Do you know what today is? Today is the first day of kindergarten. Today fifteen or twenty or nineteen children will file into the elementary school down the street, some crying, their mothers tightly clutching their hands before they have to say goodbye. There will be new pencils, and a freshly markered message at the meeting rug. Children's names will encircle the classroom, carefully written by the caring teacher sometime in the last week as she prepares for her new students to arrive. There will be one name missing, and nobody will even know.
This morning as I make my children their breakfast, as Liam pads outside to snip fresh chives, as the eggs cook in the pan, I will be noticing what I'm not doing. It has been awhile since I have been able to say, with decision, what I would have been doing with Charlotte on a given day.
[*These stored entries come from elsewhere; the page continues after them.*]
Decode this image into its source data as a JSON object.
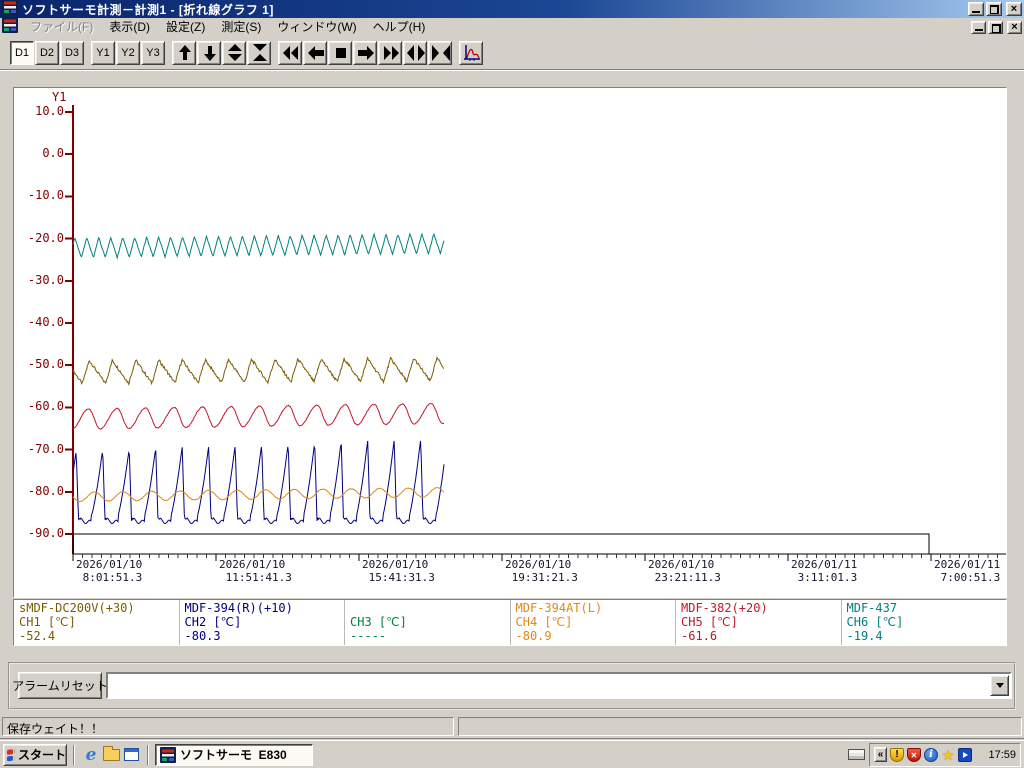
{
  "window": {
    "title": "ソフトサーモ計測－計測1 - [折れ線グラフ 1]"
  },
  "menu": {
    "items": [
      {
        "key": "file",
        "label": "ファイル(F)",
        "disabled": true
      },
      {
        "key": "view",
        "label": "表示(D)",
        "disabled": false
      },
      {
        "key": "settings",
        "label": "設定(Z)",
        "disabled": false
      },
      {
        "key": "measure",
        "label": "測定(S)",
        "disabled": false
      },
      {
        "key": "window",
        "label": "ウィンドウ(W)",
        "disabled": false
      },
      {
        "key": "help",
        "label": "ヘルプ(H)",
        "disabled": false
      }
    ]
  },
  "toolbar": {
    "text_buttons": [
      "D1",
      "D2",
      "D3",
      "Y1",
      "Y2",
      "Y3"
    ],
    "pressed": "D1",
    "icon_buttons": [
      "scroll-up",
      "scroll-down",
      "expand-vertical",
      "compress-vertical",
      "fast-left",
      "scroll-left",
      "stop",
      "scroll-right",
      "fast-right",
      "expand-horizontal",
      "compress-horizontal",
      "graph-setup"
    ]
  },
  "chart_data": {
    "type": "line",
    "title": "折れ線グラフ 1",
    "y_axis": {
      "name": "Y1",
      "min": -90,
      "max": 10,
      "step": 10,
      "labels": [
        "10.0",
        "0.0",
        "-10.0",
        "-20.0",
        "-30.0",
        "-40.0",
        "-50.0",
        "-60.0",
        "-70.0",
        "-80.0",
        "-90.0"
      ]
    },
    "x_axis": {
      "labels": [
        [
          "2026/01/10",
          "8:01:51.3"
        ],
        [
          "2026/01/10",
          "11:51:41.3"
        ],
        [
          "2026/01/10",
          "15:41:31.3"
        ],
        [
          "2026/01/10",
          "19:31:21.3"
        ],
        [
          "2026/01/10",
          "23:21:11.3"
        ],
        [
          "2026/01/11",
          "3:11:01.3"
        ],
        [
          "2026/01/11",
          "7:00:51.3"
        ]
      ]
    },
    "data_extent_fraction": 0.433,
    "series": [
      {
        "channel": "CH1",
        "name": "sMDF-DC200V(+30)",
        "unit": "[℃]",
        "value": "-52.4",
        "color": "#7a5c00",
        "waveform": {
          "shape": "sawtooth",
          "cycles": 16,
          "min": -54.4,
          "max": -48.9,
          "trend": 0.6,
          "rise": 0.3,
          "jitter": 0.35,
          "phase": 0.6
        }
      },
      {
        "channel": "CH2",
        "name": "MDF-394(R)(+10)",
        "unit": "[℃]",
        "value": "-80.3",
        "color": "#000080",
        "waveform": {
          "shape": "spike",
          "cycles": 14,
          "min": -86.5,
          "max": -70.3,
          "trend": 3.0,
          "rise": 0.42,
          "jitter": 0,
          "phase": 0.3
        }
      },
      {
        "channel": "CH3",
        "name": "",
        "unit": "[℃]",
        "value": "-----",
        "color": "#008040",
        "waveform": null
      },
      {
        "channel": "CH4",
        "name": "MDF-394AT(L)",
        "unit": "[℃]",
        "value": "-80.9",
        "color": "#e08818",
        "waveform": {
          "shape": "sine",
          "cycles": 13,
          "min": -82.3,
          "max": -80.1,
          "trend": 1.1,
          "rise": 0.5,
          "jitter": 0.08,
          "phase": 0.5
        }
      },
      {
        "channel": "CH5",
        "name": "MDF-382(+20)",
        "unit": "[℃]",
        "value": "-61.6",
        "color": "#c01828",
        "waveform": {
          "shape": "wave",
          "cycles": 13,
          "min": -65.2,
          "max": -60.4,
          "trend": 1.4,
          "rise": 0.6,
          "jitter": 0.1,
          "phase": 0.05
        }
      },
      {
        "channel": "CH6",
        "name": "MDF-437",
        "unit": "[℃]",
        "value": "-19.4",
        "color": "#008080",
        "waveform": {
          "shape": "triangle",
          "cycles": 31,
          "min": -24.6,
          "max": -19.8,
          "trend": 1.0,
          "rise": 0.45,
          "jitter": 0.12,
          "phase": 0.3
        }
      }
    ]
  },
  "alarm": {
    "reset_label": "アラームリセット",
    "combo_value": ""
  },
  "status": {
    "message": "保存ウェイト！！"
  },
  "taskbar": {
    "start_label": "スタート",
    "task_label": "ソフトサーモ  E830",
    "clock": "17:59",
    "quick_launch": [
      "internet-explorer",
      "folder",
      "window-app"
    ],
    "tray_icons": [
      "hide-chevron",
      "security-warning",
      "security-alert",
      "info-balloon",
      "update-star",
      "media-player"
    ]
  }
}
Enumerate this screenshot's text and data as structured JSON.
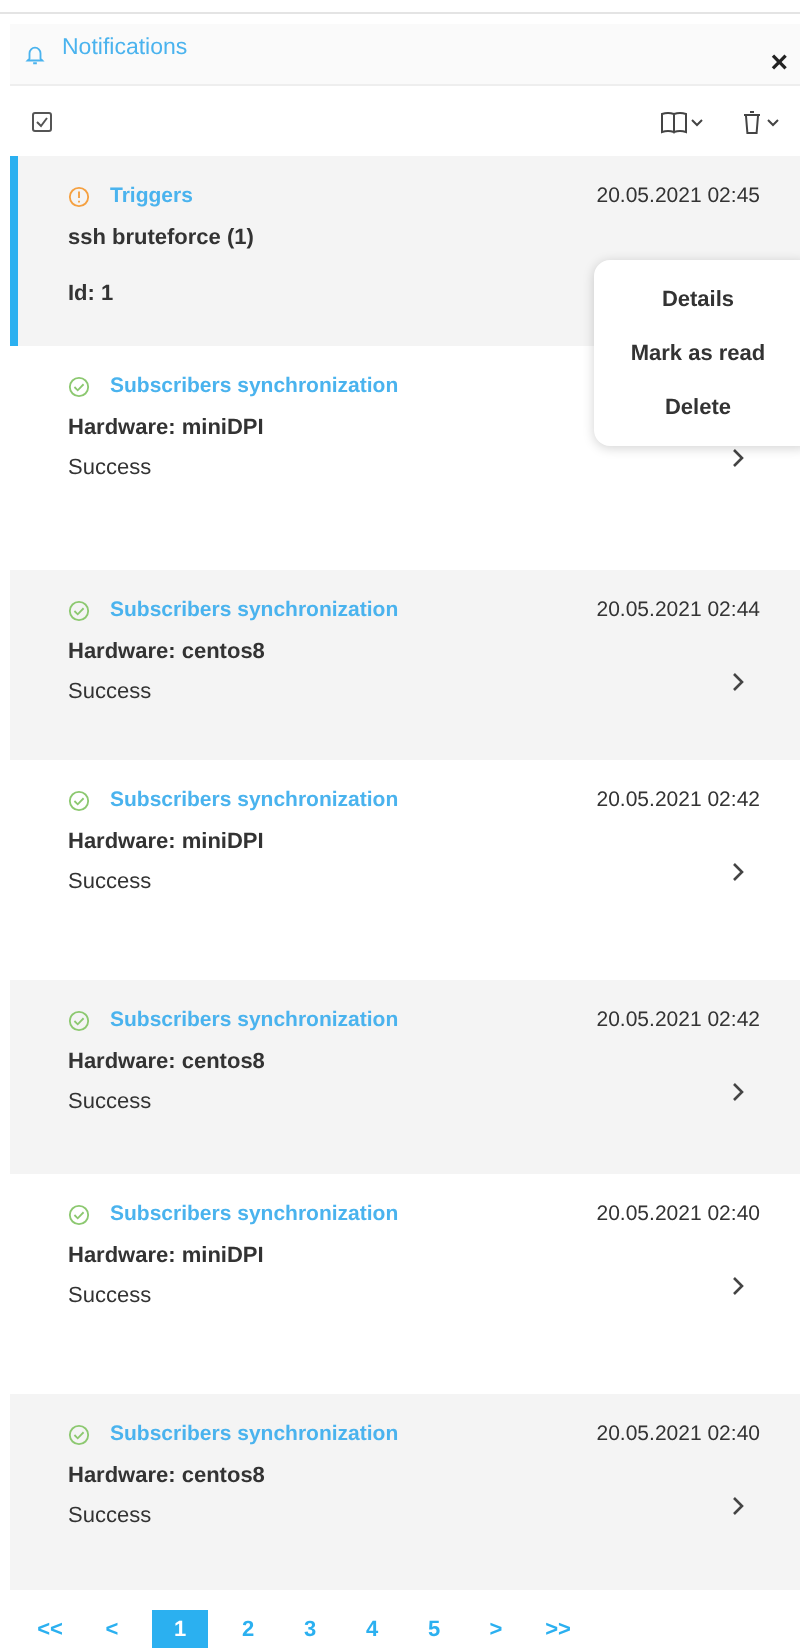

But today, I am fairly certain, I know. I would have taken her to school for the first time.
Of course I can't be sure of this. Already I'm wavering about Liam next year, if I can bear to send him away from me for seven hours a day, why I would want to do this, why some other person should steal my right to spend our days together. But it is my inkling that most of this possessiveness is a result of losing Charlotte; if I had been sending her, I think we would have gone.
So, my lost daughter, today I need not relinquish you: for you are already gone to me. Another milestone come and gone. I wonder what your would-be friends will do, what they will play, what will make them laugh. And I will think of you, as I always do.